Les enseignants sont aujourd'hui confrontés à la génération des «natifs numériques». Est-il urgent de les sensibiliser à l'usage des technologies?
L'arrivée de nouveaux outils technologiques dans un cadre de formation implique qu'on forme les enseignants. d'un point de vue technique, mais aussi au niveau pédagogique. Cependant, l'avantage des «natifs» sur les «migrants» numériques n'est pas si évident. La migration est à concevoir comme une richesse. Un migrant, c'est quelqu'un qui a deux cultures, même si l'intégration dans la nouvelle peut présenter quelques écueils. Les enseignants forment une cohorte très hétérogène. Certains sont adeptes du web 2.0, d'autres privilégient le livre et le tableau noir. toutes ces méthodes s'avèrent au final efficaces et complémentaires.

Quelles sont les technologies les plus susceptibles d'émerger dans les auditoires?
De plus en plus, on sera connecté à un ordinateur sans même s'en rendre compte. Il intègrera des interfaces existantes, comme par exemple une table. C'est déjà le cas avec les voitures qui dissimulent de véritables ordinateurs. En marge, les smartphones et les écrans tactiles multitouch vont poursuivre leur développement. d'autres types d'interfaces pourraient également proliférer. C'est le cas du papier digital qui permet de connecter des documents imprimés au monde numérique.

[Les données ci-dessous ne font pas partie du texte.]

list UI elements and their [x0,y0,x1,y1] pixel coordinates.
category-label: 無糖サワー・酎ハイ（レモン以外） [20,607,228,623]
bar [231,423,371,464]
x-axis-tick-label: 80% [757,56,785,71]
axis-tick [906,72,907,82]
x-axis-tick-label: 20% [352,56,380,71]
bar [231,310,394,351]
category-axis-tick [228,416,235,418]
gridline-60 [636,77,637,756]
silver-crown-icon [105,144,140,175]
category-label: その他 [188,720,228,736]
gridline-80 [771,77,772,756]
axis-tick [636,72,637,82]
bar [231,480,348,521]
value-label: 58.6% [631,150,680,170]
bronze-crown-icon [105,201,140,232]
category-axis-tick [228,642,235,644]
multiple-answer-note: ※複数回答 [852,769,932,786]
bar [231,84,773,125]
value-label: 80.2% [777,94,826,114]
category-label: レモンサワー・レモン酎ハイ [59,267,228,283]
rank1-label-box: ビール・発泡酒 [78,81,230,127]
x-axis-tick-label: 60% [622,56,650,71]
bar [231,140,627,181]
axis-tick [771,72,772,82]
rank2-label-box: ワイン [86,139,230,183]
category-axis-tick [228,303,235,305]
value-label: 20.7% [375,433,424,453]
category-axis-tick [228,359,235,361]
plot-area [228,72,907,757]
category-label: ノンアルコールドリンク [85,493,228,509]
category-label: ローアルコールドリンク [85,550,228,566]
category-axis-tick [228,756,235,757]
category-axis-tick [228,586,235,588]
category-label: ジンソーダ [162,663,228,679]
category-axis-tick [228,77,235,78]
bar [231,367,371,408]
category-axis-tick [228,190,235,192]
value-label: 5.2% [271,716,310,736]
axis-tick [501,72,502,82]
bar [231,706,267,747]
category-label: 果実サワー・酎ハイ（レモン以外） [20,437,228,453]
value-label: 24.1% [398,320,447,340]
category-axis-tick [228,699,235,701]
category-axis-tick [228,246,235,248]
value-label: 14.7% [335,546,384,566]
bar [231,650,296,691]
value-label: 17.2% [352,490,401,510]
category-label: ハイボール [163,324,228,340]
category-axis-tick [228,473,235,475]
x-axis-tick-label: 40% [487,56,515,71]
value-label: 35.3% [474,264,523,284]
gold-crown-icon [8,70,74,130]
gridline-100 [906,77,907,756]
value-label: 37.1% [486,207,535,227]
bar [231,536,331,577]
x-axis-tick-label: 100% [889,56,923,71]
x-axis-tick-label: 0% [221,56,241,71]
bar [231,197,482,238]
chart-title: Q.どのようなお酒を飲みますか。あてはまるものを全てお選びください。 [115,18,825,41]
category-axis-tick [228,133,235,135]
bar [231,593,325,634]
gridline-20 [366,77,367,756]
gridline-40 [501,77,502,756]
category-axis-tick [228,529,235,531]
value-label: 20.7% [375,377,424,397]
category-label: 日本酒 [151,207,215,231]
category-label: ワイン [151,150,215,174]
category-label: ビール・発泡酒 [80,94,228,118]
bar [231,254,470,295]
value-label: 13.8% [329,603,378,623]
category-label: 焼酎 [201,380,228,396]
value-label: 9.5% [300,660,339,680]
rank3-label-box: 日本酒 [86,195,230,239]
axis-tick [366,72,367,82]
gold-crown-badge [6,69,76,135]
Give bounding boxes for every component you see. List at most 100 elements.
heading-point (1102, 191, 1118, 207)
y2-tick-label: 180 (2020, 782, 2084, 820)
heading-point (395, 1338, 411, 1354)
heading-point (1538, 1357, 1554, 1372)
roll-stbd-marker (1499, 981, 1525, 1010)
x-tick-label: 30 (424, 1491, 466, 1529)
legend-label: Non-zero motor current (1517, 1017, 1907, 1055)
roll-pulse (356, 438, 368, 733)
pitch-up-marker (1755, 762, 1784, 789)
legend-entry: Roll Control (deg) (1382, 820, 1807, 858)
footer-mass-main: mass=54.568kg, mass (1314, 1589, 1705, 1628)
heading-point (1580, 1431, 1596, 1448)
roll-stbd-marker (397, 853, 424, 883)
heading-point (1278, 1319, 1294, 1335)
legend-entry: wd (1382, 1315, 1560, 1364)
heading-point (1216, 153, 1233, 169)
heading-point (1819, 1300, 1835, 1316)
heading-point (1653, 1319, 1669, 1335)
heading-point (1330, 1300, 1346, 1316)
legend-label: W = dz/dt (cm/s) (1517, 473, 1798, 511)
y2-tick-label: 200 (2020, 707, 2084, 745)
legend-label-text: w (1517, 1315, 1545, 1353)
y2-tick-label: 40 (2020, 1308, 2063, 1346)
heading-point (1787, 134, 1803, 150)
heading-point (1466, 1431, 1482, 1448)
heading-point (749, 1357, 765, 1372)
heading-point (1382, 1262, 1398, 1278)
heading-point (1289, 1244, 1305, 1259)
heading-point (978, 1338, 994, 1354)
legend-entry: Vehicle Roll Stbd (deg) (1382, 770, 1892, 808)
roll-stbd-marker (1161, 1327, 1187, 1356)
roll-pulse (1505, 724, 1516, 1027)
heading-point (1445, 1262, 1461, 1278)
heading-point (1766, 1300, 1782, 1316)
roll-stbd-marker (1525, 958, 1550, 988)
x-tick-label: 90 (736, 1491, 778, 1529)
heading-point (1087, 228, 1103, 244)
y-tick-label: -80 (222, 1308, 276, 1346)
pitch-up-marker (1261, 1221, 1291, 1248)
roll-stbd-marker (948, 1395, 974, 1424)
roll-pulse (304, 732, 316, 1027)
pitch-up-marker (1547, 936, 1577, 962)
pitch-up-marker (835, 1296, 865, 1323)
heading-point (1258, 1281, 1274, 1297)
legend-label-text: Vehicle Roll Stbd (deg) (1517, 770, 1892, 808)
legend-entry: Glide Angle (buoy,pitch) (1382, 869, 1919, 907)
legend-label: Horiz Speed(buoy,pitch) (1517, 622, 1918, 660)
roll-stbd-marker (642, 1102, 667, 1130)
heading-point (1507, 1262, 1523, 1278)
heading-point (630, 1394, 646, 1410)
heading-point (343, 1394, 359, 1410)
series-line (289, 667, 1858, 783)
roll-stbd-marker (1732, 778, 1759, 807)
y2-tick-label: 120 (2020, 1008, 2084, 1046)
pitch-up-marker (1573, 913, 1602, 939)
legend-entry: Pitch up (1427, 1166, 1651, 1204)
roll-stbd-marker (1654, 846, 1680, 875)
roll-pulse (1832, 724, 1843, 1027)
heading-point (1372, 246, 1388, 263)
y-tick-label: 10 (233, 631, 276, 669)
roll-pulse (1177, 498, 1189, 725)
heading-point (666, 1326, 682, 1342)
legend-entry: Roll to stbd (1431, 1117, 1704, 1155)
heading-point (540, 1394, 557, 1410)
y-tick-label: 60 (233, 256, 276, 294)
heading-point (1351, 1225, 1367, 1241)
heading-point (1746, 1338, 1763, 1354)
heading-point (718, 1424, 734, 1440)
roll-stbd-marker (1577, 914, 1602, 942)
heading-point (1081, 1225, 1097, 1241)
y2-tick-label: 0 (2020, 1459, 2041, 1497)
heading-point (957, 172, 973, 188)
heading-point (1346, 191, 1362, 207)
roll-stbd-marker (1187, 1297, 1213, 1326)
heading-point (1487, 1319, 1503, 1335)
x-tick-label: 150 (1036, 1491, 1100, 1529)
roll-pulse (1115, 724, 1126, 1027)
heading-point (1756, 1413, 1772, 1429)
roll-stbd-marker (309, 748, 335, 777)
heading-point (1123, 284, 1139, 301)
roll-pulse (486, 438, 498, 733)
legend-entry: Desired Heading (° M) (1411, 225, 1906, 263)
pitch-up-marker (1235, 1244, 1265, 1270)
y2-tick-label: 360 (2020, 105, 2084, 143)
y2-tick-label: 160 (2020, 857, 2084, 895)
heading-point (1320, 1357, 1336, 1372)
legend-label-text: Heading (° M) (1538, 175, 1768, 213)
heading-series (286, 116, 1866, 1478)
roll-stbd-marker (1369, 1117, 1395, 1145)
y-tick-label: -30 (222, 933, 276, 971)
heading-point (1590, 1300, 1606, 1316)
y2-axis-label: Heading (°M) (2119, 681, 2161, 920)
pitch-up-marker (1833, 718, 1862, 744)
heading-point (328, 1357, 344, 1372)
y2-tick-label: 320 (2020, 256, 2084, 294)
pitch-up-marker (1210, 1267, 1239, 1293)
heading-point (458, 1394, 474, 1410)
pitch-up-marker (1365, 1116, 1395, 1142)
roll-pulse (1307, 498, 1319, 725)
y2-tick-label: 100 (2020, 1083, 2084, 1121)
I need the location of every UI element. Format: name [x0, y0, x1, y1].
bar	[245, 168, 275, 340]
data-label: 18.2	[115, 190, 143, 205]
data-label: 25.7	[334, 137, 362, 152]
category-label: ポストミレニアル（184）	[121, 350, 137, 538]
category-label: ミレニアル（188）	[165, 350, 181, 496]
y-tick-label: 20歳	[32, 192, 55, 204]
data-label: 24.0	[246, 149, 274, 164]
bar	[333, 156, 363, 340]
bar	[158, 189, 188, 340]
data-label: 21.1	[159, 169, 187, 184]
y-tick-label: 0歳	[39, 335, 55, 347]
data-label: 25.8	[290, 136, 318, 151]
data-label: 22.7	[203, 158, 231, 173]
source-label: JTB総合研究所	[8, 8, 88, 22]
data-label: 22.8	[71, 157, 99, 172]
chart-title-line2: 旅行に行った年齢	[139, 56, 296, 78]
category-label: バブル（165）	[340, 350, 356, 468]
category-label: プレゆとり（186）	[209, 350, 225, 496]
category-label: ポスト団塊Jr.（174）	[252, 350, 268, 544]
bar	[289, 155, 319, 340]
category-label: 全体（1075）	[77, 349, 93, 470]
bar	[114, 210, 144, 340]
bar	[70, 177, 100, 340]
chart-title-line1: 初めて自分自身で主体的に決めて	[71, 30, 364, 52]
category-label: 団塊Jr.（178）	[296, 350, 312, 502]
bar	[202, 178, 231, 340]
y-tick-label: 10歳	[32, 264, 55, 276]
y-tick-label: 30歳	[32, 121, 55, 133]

On peut ainsi enrichir une feuille d'épreuve ou un support de cours avec des contenus multimédia présents en ligne.

On parle beaucoup de la techno-dépendance... Faut-il vraiment militer pour le tout-technologique?
La question de l'addiction est principalement liée à la catégorie des «gamers». C'est un phénomène particulier. Pour le reste, la problématique ne diffère guère de ce qui s'est passé avec l'avènement de la radio ou de la tV. Ces médias ont un côté fascinant, mais peut-on pour autant parler d'un problème de santé publique? Au contraire, dans certains cas d'autisme ou d'isolement extrême, le fait de passer par une interface, avec un avatar, facilite parfois la communication avec l'autre. Ces premiers pas virtuels peuvent se traduire par une amélioration dans la vraie vie. de même, l'idée d'avoir une représentation symbolique de son être, comme par exemple dans les sites de rencontre, aurait fait évoluer la façon de se rencontrer. De quelque chose d'instinctif, lié au physique et au paraverbal, on est passé à une dimension plus intellectuelle. on discute, on échange et le physique vient après.

Des études montrent pourtant à quel point les étudiants avouent avoir besoin d'être connectés en permanence… Cela renvoie à une problématique plus large qui est celle du réseau. Prenons le réseau d'eau: si on éloigne les gens des robinets, peut-être aurontils la même réaction. ils se diront: «C'est fou comme on est devenu dépendant!» Bien en amont du réseau virtuel, quantité d'autres réseaux façonnent notre quotidien avec leur côté facilitateur: l'électricité, les routes, le rail, etc.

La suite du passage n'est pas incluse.